II) La nouvelle appellation d’ADO

Jusque là, tous les Ivoiriens savent qu’il est  le fils de Mossi Dramane, établi à Dimbokro. On ne voit pas trop pour quelle raison,  certaines personnes l’ont désigné comme étant Alassane Dramane Ouattara. Lui-même ne l’a jamais remis en cause et lors d’un meeting à Yopougon, pendant la campagne présidentielle  de 2010, il s’est présenté comme étant «Alassane Ouattara, mais dit-il, on m’appelle ADO. »  Est-ce donc à dire qu’il y a une synonymie  entre les deux appellations ? Il n’a jamais non plus dit qu’il ne partageait pas le prénom  Dramane avec son père.
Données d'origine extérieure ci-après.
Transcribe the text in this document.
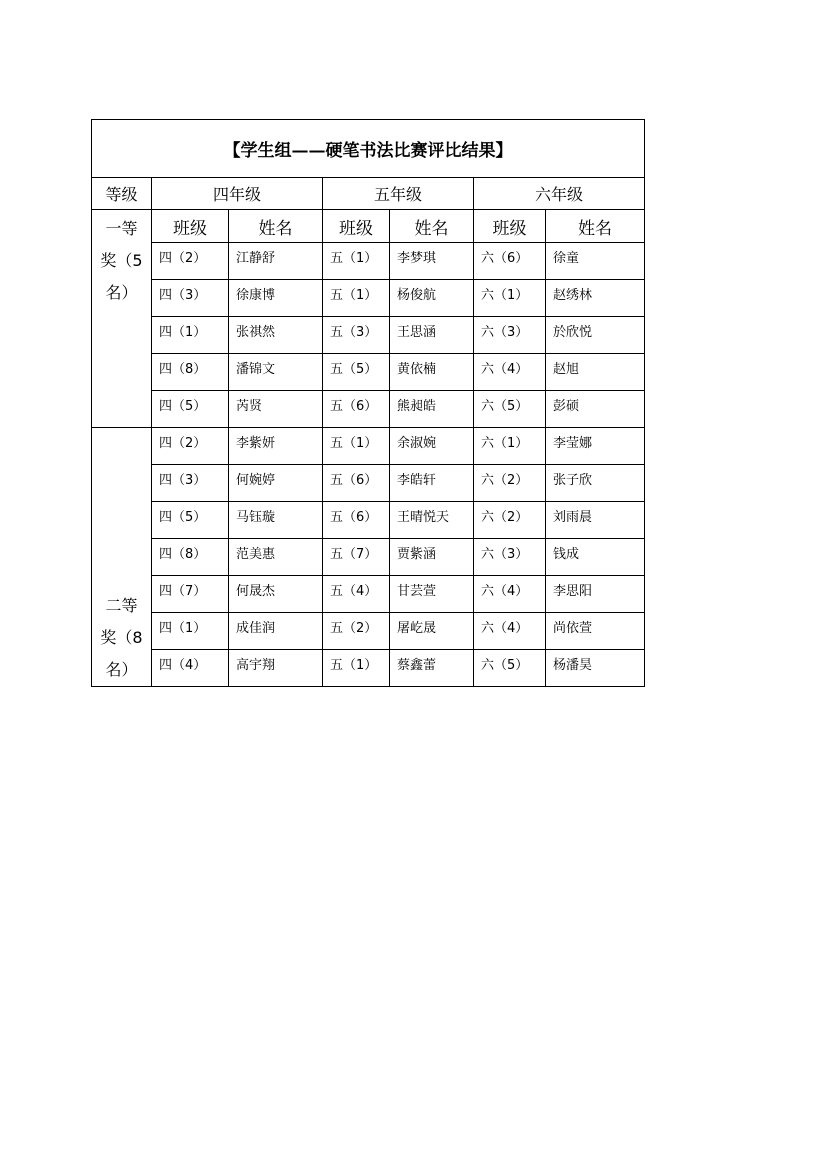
【学生组——硬笔书法比赛评比结果】						
等级	四年级		五年级		六年级	

一等
奖（5
名）	班级	姓名	班级	姓名	班级	姓名
	四（2）	江静舒	五（1）	李梦琪	六（6）	徐童
	四（3）	徐康博	五（1）	杨俊航	六（1）	赵绣林
	四（1）	张祺然	五（3）	王思涵	六（3）	於欣悦
	四（8）	潘锦文	五（5）	黄依楠	六（4）	赵旭
	四（5）	芮贤	五（6）	熊昶皓	六（5）	彭硕

二等
奖（8
名）	四（2）	李紫妍	五（1）	余淑婉	六（1）	李莹娜
	四（3）	何婉婷	五（6）	李皓轩	六（2）	张子欣
	四（5）	马钰璇	五（6）	王晴悦天	六（2）	刘雨晨
	四（8）	范美惠	五（7）	贾紫涵	六（3）	钱成
	四（7）	何晟杰	五（4）	甘芸萱	六（4）	李思阳
	四（1）	成佳润	五（2）	屠屹晟	六（4）	尚依萱
	四（4）	高宇翔	五（1）	蔡鑫蕾	六（5）	杨潘昊
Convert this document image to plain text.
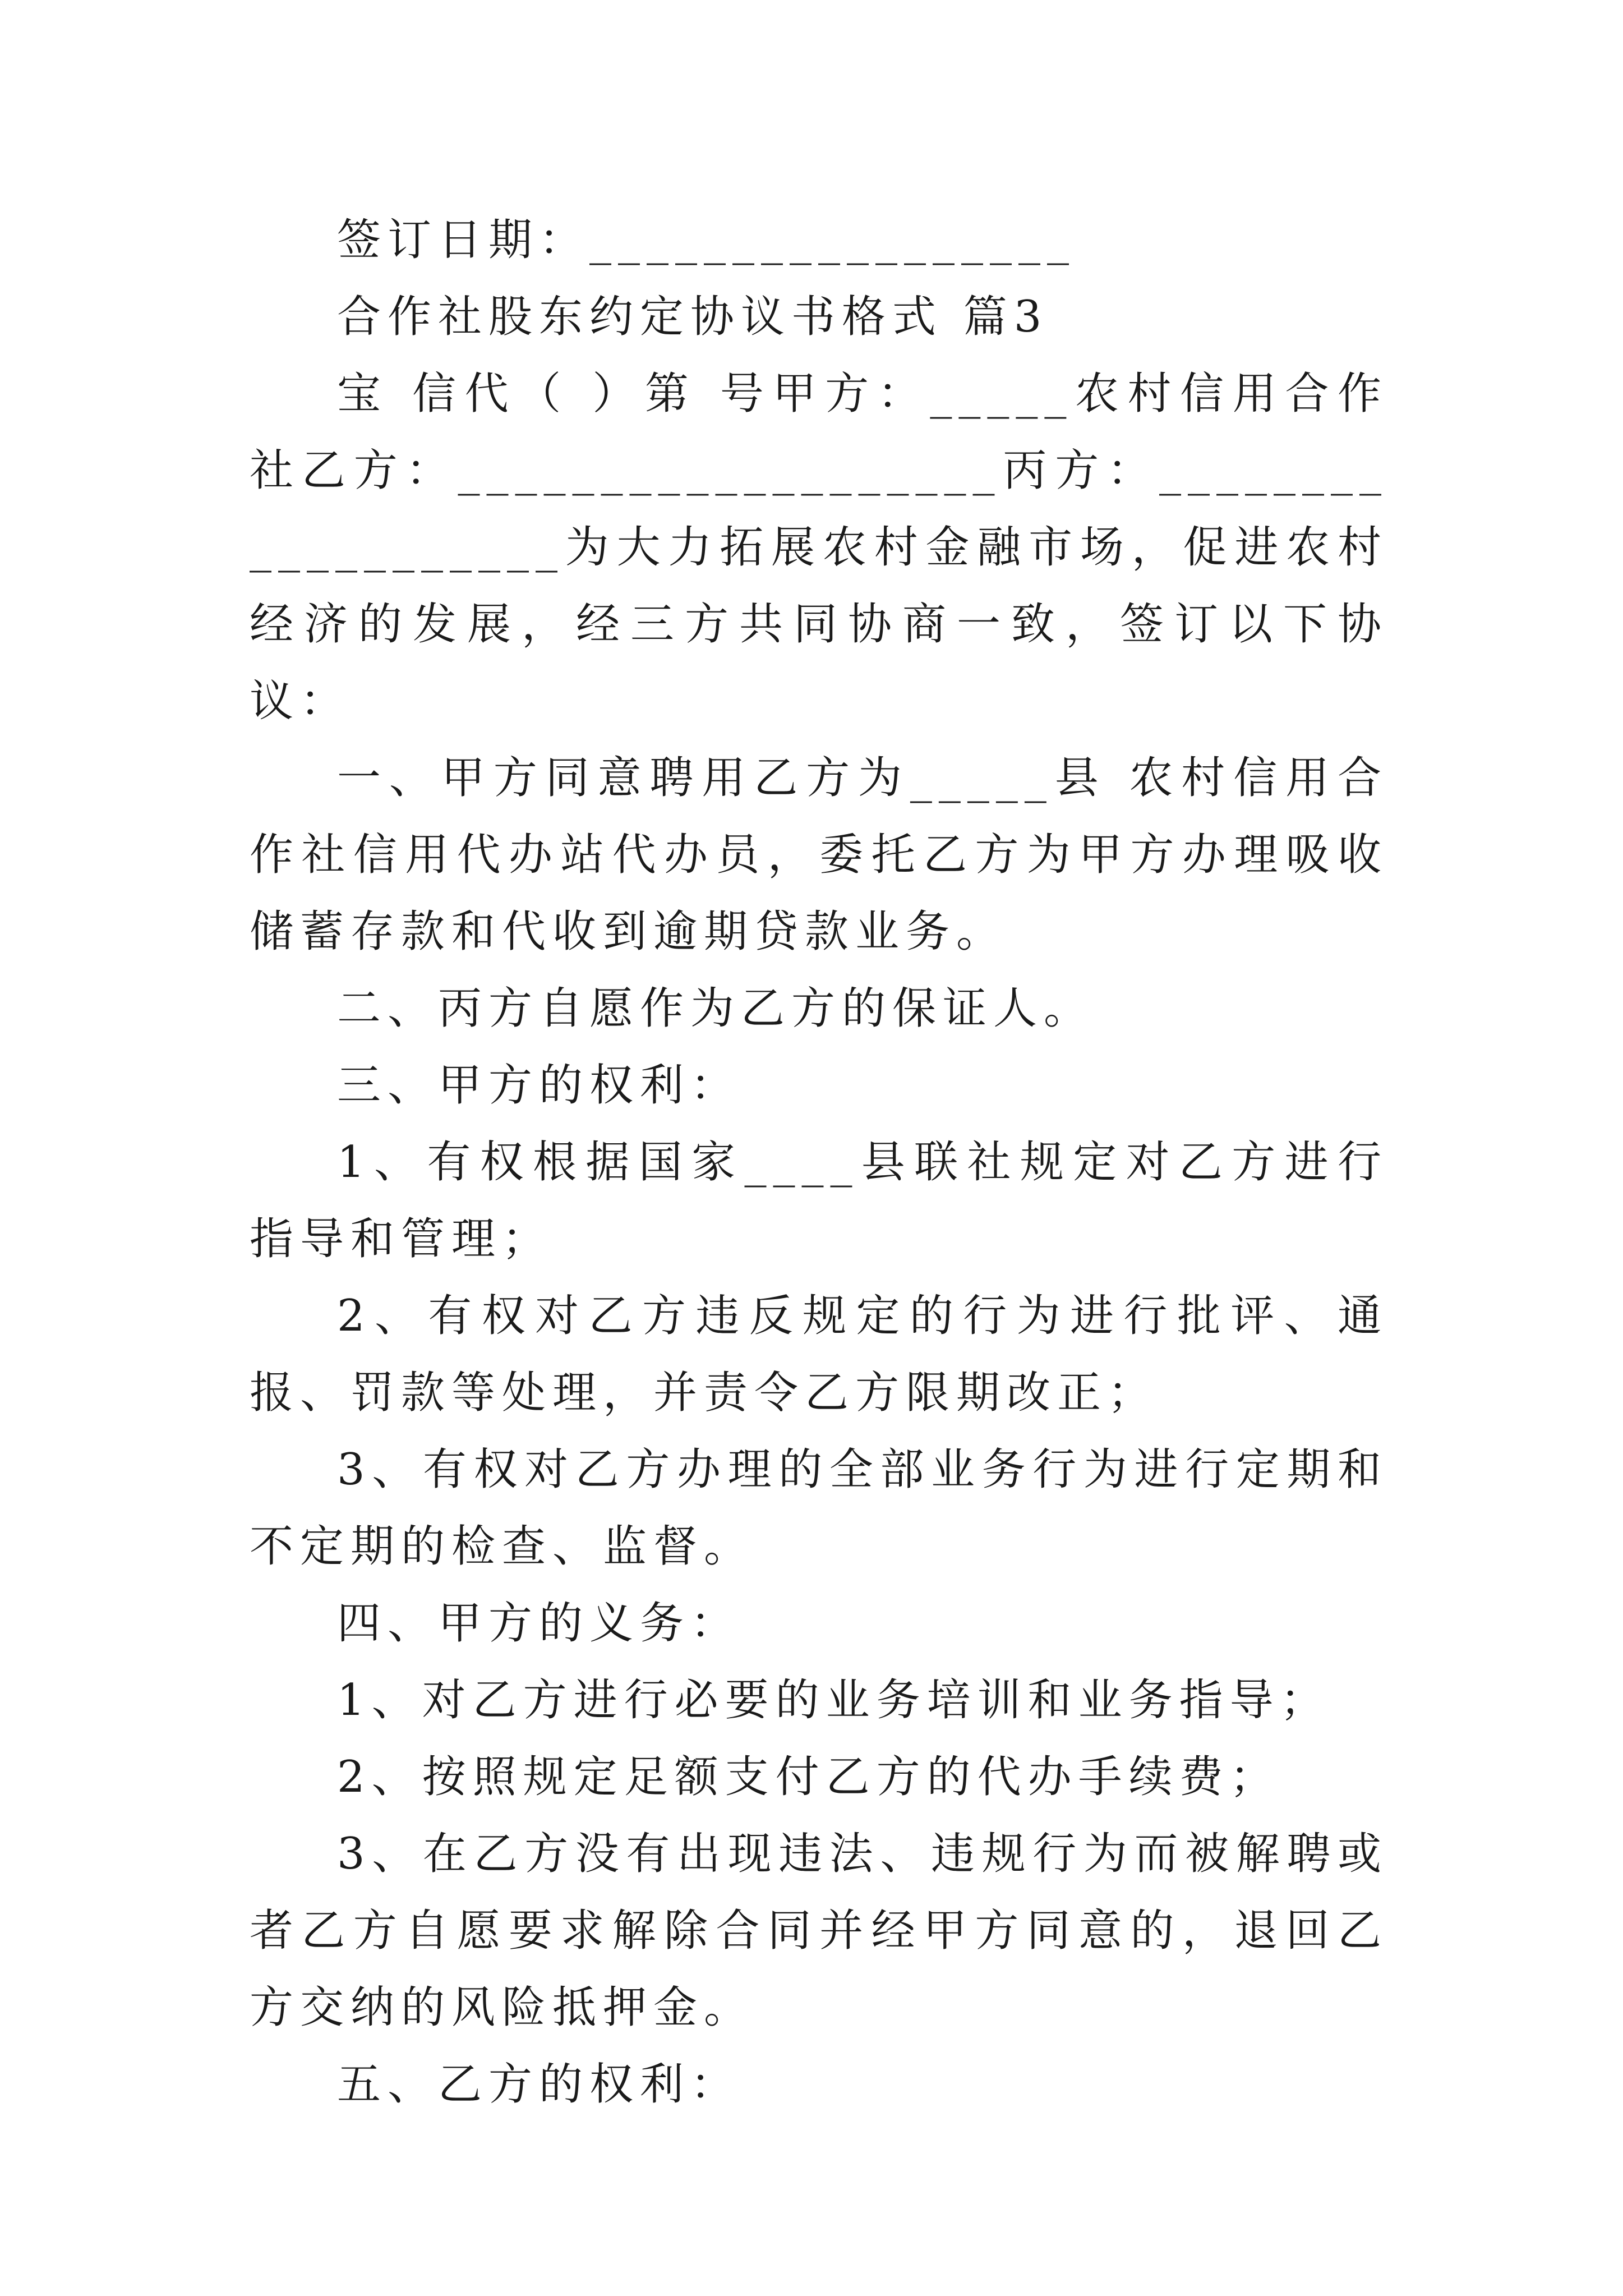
签订日期：_________________

合作社股东约定协议书格式 篇3

宝 信代（ ）第 号甲方：_____农村信用合作社乙方：___________________丙方：___________________为大力拓展农村金融市场，促进农村经济的发展，经三方共同协商一致，签订以下协议：

一、甲方同意聘用乙方为_____县 农村信用合作社信用代办站代办员，委托乙方为甲方办理吸收储蓄存款和代收到逾期贷款业务。

二、丙方自愿作为乙方的保证人。

三、甲方的权利：

1、有权根据国家____县联社规定对乙方进行指导和管理；

2、有权对乙方违反规定的行为进行批评、通报、罚款等处理，并责令乙方限期改正；

3、有权对乙方办理的全部业务行为进行定期和不定期的检查、监督。

四、甲方的义务：

1、对乙方进行必要的业务培训和业务指导；

2、按照规定足额支付乙方的代办手续费；

3、在乙方没有出现违法、违规行为而被解聘或者乙方自愿要求解除合同并经甲方同意的，退回乙方交纳的风险抵押金。

五、乙方的权利：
Le problème est que tout le monde le connaît sous  cette désignation. Comment peut-on alors  être plus royaliste que le roi de la part de M. Horé Lakpé Raphaël,  pour dire que Dramane ne fait pas partie de ses prénoms ? On a la nette impression qu’autant cet homme est Ivoirien de circonstance,  autant il change d’état civil au gré de ses intérêts. Et c’est bien cela qui devient gênant.  A l’évidence, ADO  et Alassane Ouattara font deux personnes différentes administrativement parlant.

En attendant le prochain état civil à la perte du pouvoir, chacun perd son latin dans les élucubrations des laudateurs du mentor du RDR. Madame Dagri Diabaté ne l’avait-elle pas qualifié de préfet  suite à un lapsus linguae  à l’investiture du 21 mai 2011? Ne serait-on pas en train de préparer les esprits populaires  à la transition physique de l’homme  par ce truchement? Qui vivra,  verra!